I'm currently tracking these events using a pretty complicated logic but apparently I missed some of the corner cases. My users have reported mis-identified print jobs.
Ideally I'd want OctoPrint to track print job id and provide it to plugin, probably by adding an id field to the return value of plugin._printer.get_current_job(). Since OctoPrint controls the lifecycle of a print job, it should be able do it much more reliably than the patchy code in my plugin that tries to reverse-engineer the print job's lifecycle.
But I might have missed some API/field that already exits to provide this info.
I thought it was in the REST API's job query response... but apparently I'm mistaken. The file endpoint contains some of this data, here's a typical json response for a single file query. A call to this will give you an array of information; you're interested in the date field's value.
I do know that each folder/subfolder within ~/.octoprint/uploads contains a hidden .metadata.json file. It includes a variety of information to include a history. Those are likely Linux-style timestamps would would uniquely identify any particular print session.
You could in theory just create your own id/timestamp outside of the printer's job info using the print start event, and then just reference that internal variable when you are storing information.
That's what I did. But it has happened quite frequently that apparently my code mis-identified some prints. My best guess is either some "critical events" such as PrintStarted and PrintCancelled occasionally don't get delivered to my plugin, or there are some bugs deep in my event handler that occasionally cause exceptions.
Since there must already be an Job object somewhere in OctoPrint, I guess it'd be a lot easier and more robust to add a UUID to that object and expose it to plugins...
I don't see why that couldn't be added to the core OctoPrint code. Maybe submit a feature request or PR that adds that functionality. The problem here though is if your code is erroring then there's a chance the same issue could occur if you're depending on that UUID from the get_job_info callback, especially if your events aren't firing.
However my problem is a bit complicated. Since my plugin has a server component, I have to deal with the possibility that some events get delivered to my plugin but lost between my plugin and the server.
I already built a logic in the server to deal with the possible lost of events, based on the Job UUID the plugin generates However that logic depends on the assumption that events may get lost, but each received event still has the correct Job UUID.
My code would have to be exponentially more complicated if that assumption is no longer true. Whereas if OctoPrint can supply such assumption, both my plugin code and server code would be simpler and more robust because now they only have to deal with uncertainty coming from 1 dimension (event loss).
Hi @Kenneth_Jiang,
I looked into your code and now I have some remarks/questions:
The creation of the print_ts (aka UUID) looks good to me (small improvement, use Events.PRINT_STARTED instead of just “PrintStarted“).

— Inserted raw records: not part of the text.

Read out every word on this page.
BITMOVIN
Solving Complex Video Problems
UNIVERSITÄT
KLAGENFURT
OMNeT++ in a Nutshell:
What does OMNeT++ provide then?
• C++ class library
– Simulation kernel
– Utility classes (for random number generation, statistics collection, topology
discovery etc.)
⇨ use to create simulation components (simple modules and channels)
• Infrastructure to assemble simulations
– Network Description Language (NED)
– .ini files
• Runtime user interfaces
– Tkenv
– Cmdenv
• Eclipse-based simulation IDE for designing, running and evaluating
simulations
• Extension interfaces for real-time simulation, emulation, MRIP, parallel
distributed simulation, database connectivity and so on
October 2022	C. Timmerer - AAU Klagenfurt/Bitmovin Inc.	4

You use a Daemon-Thread in the on_after_startup-Hook to start the message communication and to make sure the thread is killed during server-shutdown. I am not a Python-Thread expert, but from my current understanding the child-thread is killed if the parent thread is killed. I think the startup-hook is not called from main-thread, so the question is: what if the startup-thread is killed? Is the message-thread killed too?
You should log the message-payload and the timestamp when ever you send data via web socket def post_printer_status, maybe in a separate log-file. I did this in my DisplayLayerProgress-Plugin (_event_file_logger). I think it is necessary to see that „all messages“ you send have the correct print_ts
Or maybe a litte bit more complicated solution: implement a hand-shake communication and not just fire-and-forget. Or just send an "incremental id" each time to the server, so that the server store this id and compares it next time a new request is received (must be: last id+1). So the server could identify a gap during communication.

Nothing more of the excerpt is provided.